If you are a hybrid entity, you must document the designation, separate workforce roles, and implement “firewalls” so PHI from health care components is not shared impermissibly with non-health components. Business associates should confirm whether their customer is a hybrid and ensure BAAs are scoped to the health care component actually disclosing PHI.
Key takeaway: clearly define who you are (covered entity, business associate, or hybrid component), sign the right Business Associate Agreement, and implement practical safeguards grounded in a current Risk Assessment. Doing so reduces breach likelihood, speeds audits, and limits regulatory and contractual exposure.
FAQs.
What is a covered entity under HIPAA?
A covered entity is a health plan, a health care clearinghouse, or a health care provider that transmits health information electronically in connection with standard transactions. These entities are directly subject to the HIPAA Privacy Rule and Security Rule for PHI and ePHI.

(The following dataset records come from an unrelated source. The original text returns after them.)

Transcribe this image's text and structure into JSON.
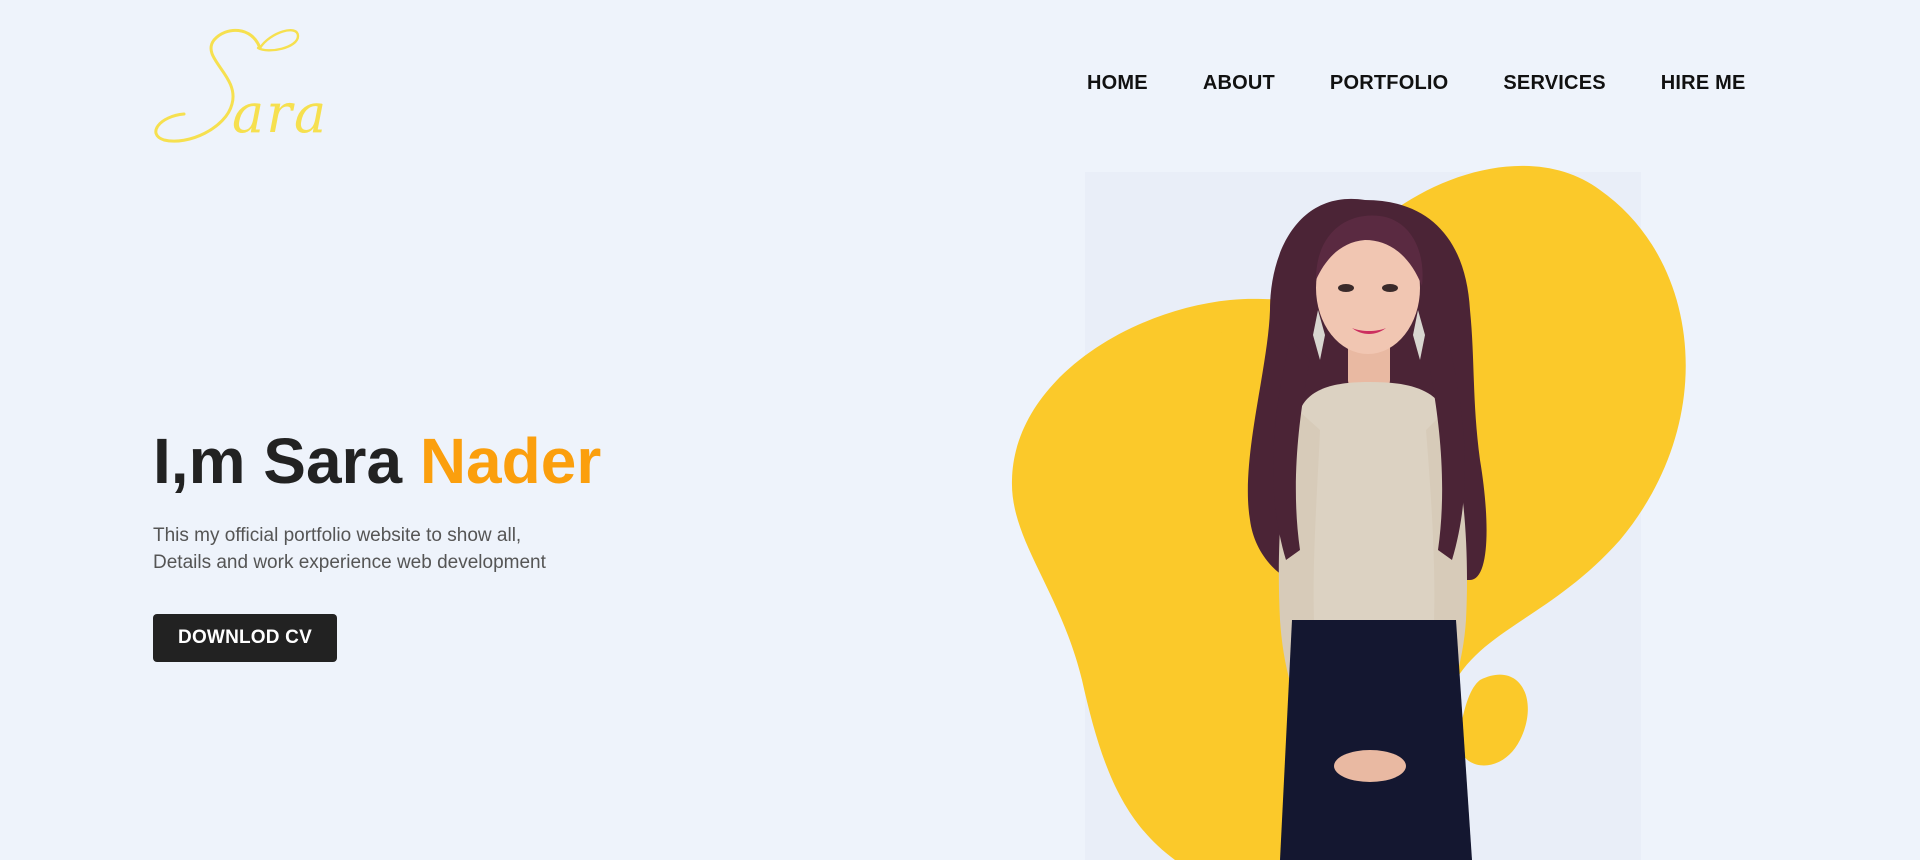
{
  "header": {
    "logo_text": "Sara",
    "nav": [
      {
        "label": "HOME"
      },
      {
        "label": "ABOUT"
      },
      {
        "label": "PORTFOLIO"
      },
      {
        "label": "SERVICES"
      },
      {
        "label": "HIRE ME"
      }
    ]
  },
  "hero": {
    "title_main": "I,m Sara ",
    "title_accent": "Nader",
    "subtitle_line1": "This my official portfolio website to show all,",
    "subtitle_line2": "Details and work experience web development",
    "cta_label": "DOWNLOD CV"
  },
  "colors": {
    "background": "#eef3fb",
    "accent": "#fb9f0d",
    "blob": "#fbc92a",
    "logo": "#f6e04f",
    "dark": "#222222"
  },
  "icons": {
    "portrait": "person-photo"
  }
}
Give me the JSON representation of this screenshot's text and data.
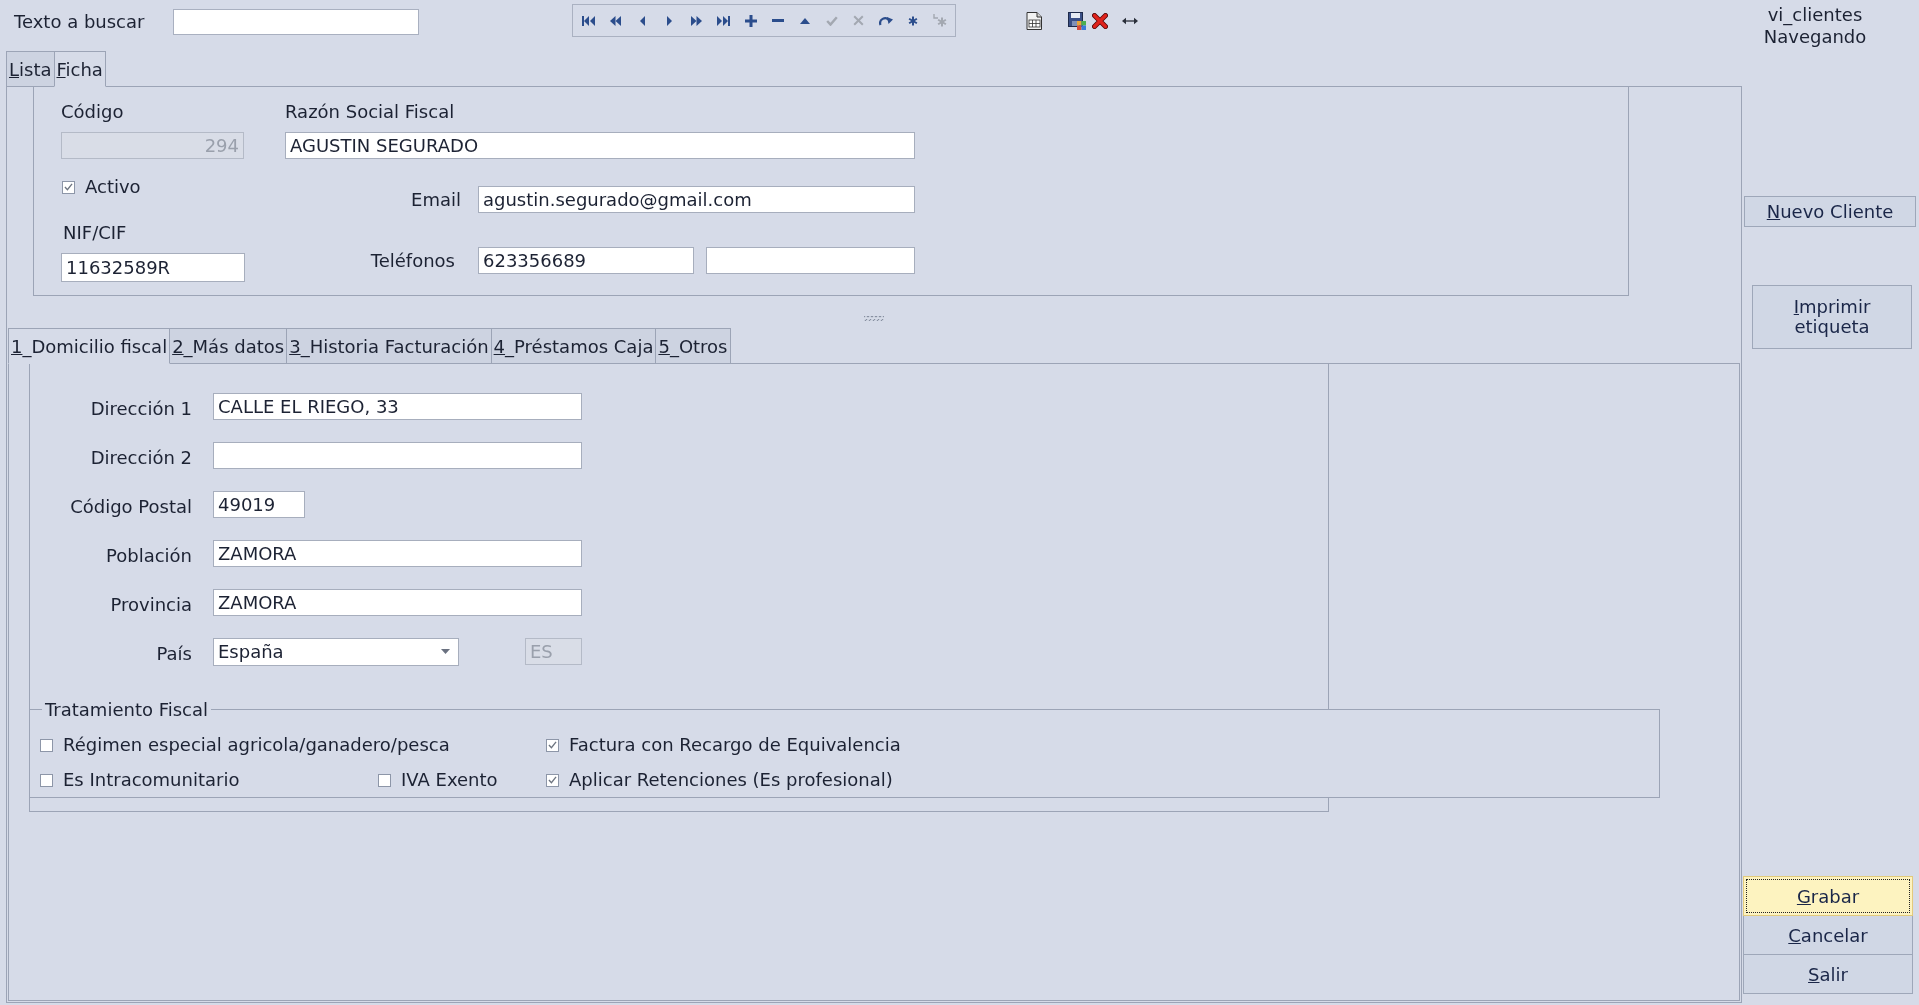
{
  "search": {
    "label": "Texto a buscar"
  },
  "toolbar": {
    "buttons": [
      {
        "kind": "first",
        "disabled": false
      },
      {
        "kind": "rewind",
        "disabled": false
      },
      {
        "kind": "previous",
        "disabled": false
      },
      {
        "kind": "next",
        "disabled": false
      },
      {
        "kind": "fast-forward",
        "disabled": false
      },
      {
        "kind": "last",
        "disabled": false
      },
      {
        "kind": "add",
        "disabled": false
      },
      {
        "kind": "remove",
        "disabled": false
      },
      {
        "kind": "up",
        "disabled": false
      },
      {
        "kind": "confirm",
        "disabled": true
      },
      {
        "kind": "cancel",
        "disabled": true
      },
      {
        "kind": "redo",
        "disabled": false
      },
      {
        "kind": "asterisk",
        "disabled": false
      },
      {
        "kind": "asterisk-corner",
        "disabled": true
      }
    ]
  },
  "status": {
    "view": "vi_clientes",
    "mode": "Navegando"
  },
  "tabs": [
    {
      "label": "Lista",
      "selected": false
    },
    {
      "label": "Ficha",
      "selected": true
    }
  ],
  "header": {
    "codigo": {
      "label": "Código",
      "value": "294",
      "disabled": true
    },
    "razon_social": {
      "label": "Razón Social Fiscal",
      "value": "AGUSTIN SEGURADO"
    },
    "activo": {
      "label": "Activo",
      "checked": true
    },
    "email": {
      "label": "Email",
      "value": "agustin.segurado@gmail.com"
    },
    "nif": {
      "label": "NIF/CIF",
      "value": "11632589R"
    },
    "telefonos": {
      "label": "Teléfonos",
      "value": "623356689"
    }
  },
  "detail_tabs": [
    {
      "label": "1_Domicilio fiscal",
      "selected": true
    },
    {
      "label": "2_Más datos",
      "selected": false
    },
    {
      "label": "3_Historia Facturación",
      "selected": false
    },
    {
      "label": "4_Préstamos Caja",
      "selected": false
    },
    {
      "label": "5_Otros",
      "selected": false
    }
  ],
  "address": {
    "rows": [
      {
        "kind": "text",
        "label": "Dirección 1",
        "value": "CALLE EL RIEGO, 33"
      },
      {
        "kind": "text",
        "label": "Dirección 2"
      },
      {
        "kind": "short",
        "label": "Código Postal",
        "value": "49019"
      },
      {
        "kind": "text",
        "label": "Población",
        "value": "ZAMORA"
      },
      {
        "kind": "text",
        "label": "Provincia",
        "value": "ZAMORA"
      },
      {
        "kind": "select",
        "label": "País",
        "value": "España",
        "code": {
          "value": "ES",
          "disabled": true
        }
      }
    ]
  },
  "tax": {
    "title": "Tratamiento Fiscal",
    "rows": [
      [
        {
          "label": "Régimen especial agricola/ganadero/pesca",
          "checked": false
        },
        "",
        {
          "label": "Factura con Recargo de Equivalencia",
          "checked": true
        }
      ],
      [
        {
          "label": "Es Intracomunitario",
          "checked": false
        },
        {
          "label": "IVA Exento",
          "checked": false
        },
        {
          "label": "Aplicar Retenciones (Es profesional)",
          "checked": true
        }
      ]
    ]
  },
  "new_button": {
    "label": "Nuevo Cliente"
  },
  "print_button": {
    "label": "Imprimir etiqueta"
  },
  "actions": [
    {
      "label": "Grabar",
      "focused": true
    },
    {
      "label": "Cancelar",
      "focused": false
    },
    {
      "label": "Salir",
      "focused": false
    }
  ]
}
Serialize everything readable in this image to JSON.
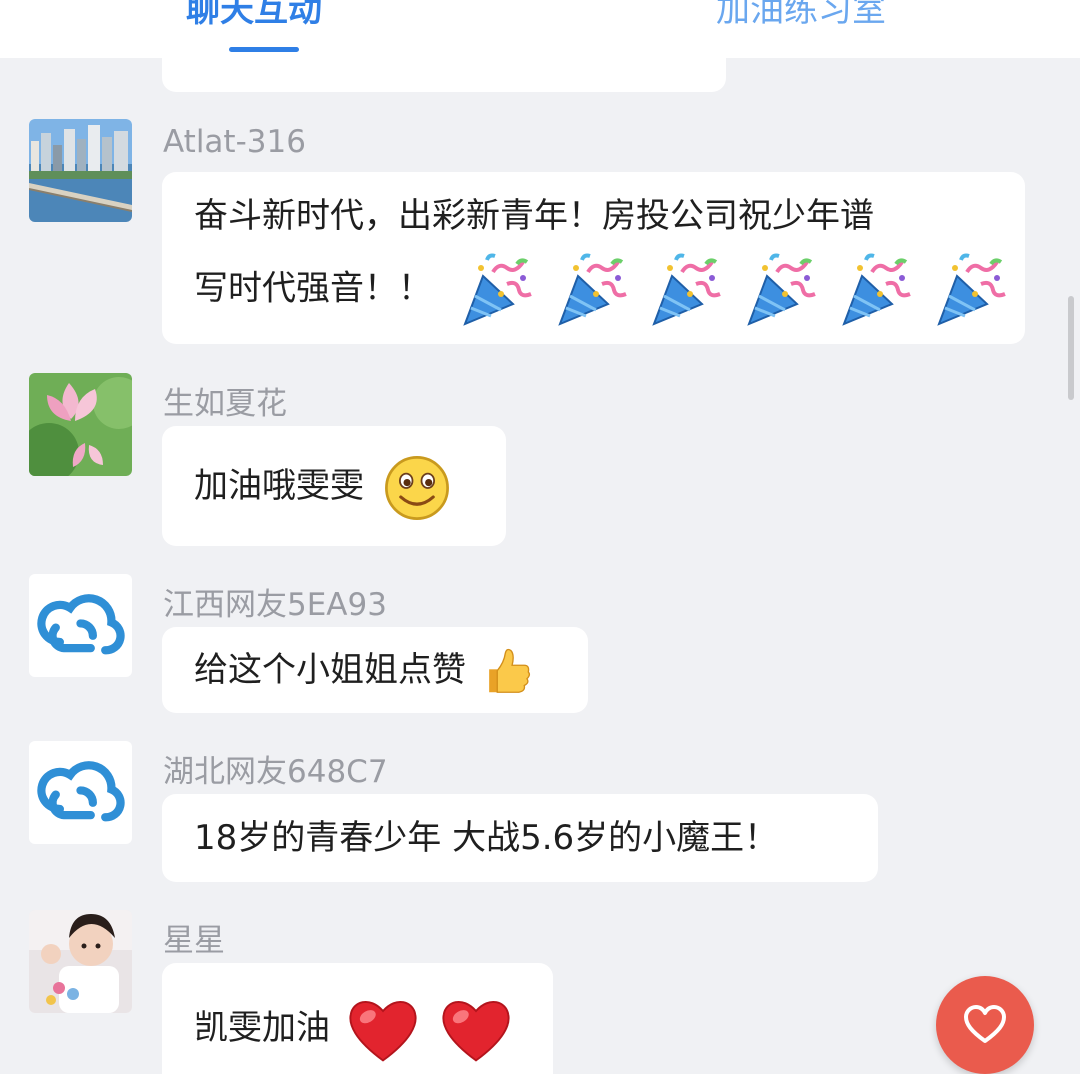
{
  "tabs": [
    {
      "label": "聊天互动",
      "active": true
    },
    {
      "label": "加油练习室",
      "active": false
    }
  ],
  "accent_color": "#2f7fe6",
  "messages": [
    {
      "user": "Atlat-316",
      "avatar": "city-bridge-photo",
      "text_line1": "奋斗新时代，出彩新青年！房投公司祝少年谱",
      "text_line2": "写时代强音！！",
      "emojis": [
        "party-popper-emoji",
        "party-popper-emoji",
        "party-popper-emoji",
        "party-popper-emoji",
        "party-popper-emoji",
        "party-popper-emoji"
      ]
    },
    {
      "user": "生如夏花",
      "avatar": "lotus-flower-photo",
      "text": "加油哦雯雯",
      "emojis": [
        "smile-emoji"
      ]
    },
    {
      "user": "江西网友5EA93",
      "avatar": "cloud-logo-icon",
      "text": "给这个小姐姐点赞",
      "emojis": [
        "thumbs-up-emoji"
      ]
    },
    {
      "user": "湖北网友648C7",
      "avatar": "cloud-logo-icon",
      "text": "18岁的青春少年 大战5.6岁的小魔王！"
    },
    {
      "user": "星星",
      "avatar": "child-photo",
      "text": "凯雯加油",
      "emojis": [
        "red-heart-emoji",
        "red-heart-emoji"
      ]
    }
  ],
  "like_button_icon": "heart-outline-icon",
  "like_button_color": "#ea5b4d"
}
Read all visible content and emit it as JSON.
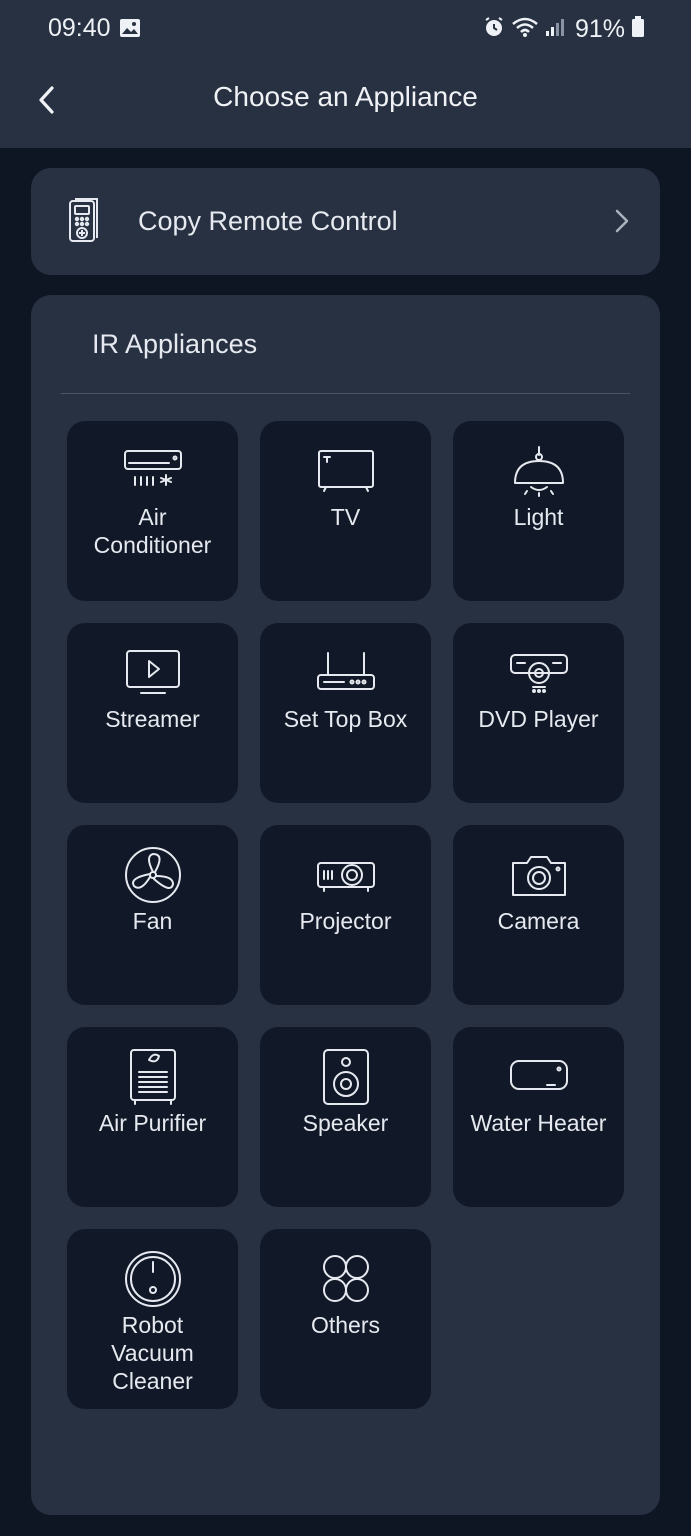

How do business associates differ from covered entities?
Business associates are vendors or partners that create, receive, maintain, or transmit PHI for a covered entity or another business associate. They are not delivering care or paying claims; instead, they provide services (e.g., IT, billing, cloud storage) and must sign a Business Associate Agreement and meet HIPAA requirements relevant to their role.
What are the compliance requirements for business associates?
They must implement administrative, physical, and technical safeguards, complete an organization-wide Risk Assessment, follow the minimum necessary standard, support individual rights via the covered entity, manage subcontractors with BAAs, and provide timely breach notifications. Their Electronic PHI Safeguards must align with the Security Rule.
What penalties apply for HIPAA violations by business associates?
Penalties range from tiered civil monetary fines per violation (with annual caps) to criminal liability for knowingly wrongful uses or disclosures of PHI. Enforcement may also impose corrective action plans, audits, and ongoing monitoring, alongside contractual damages and reputational harm.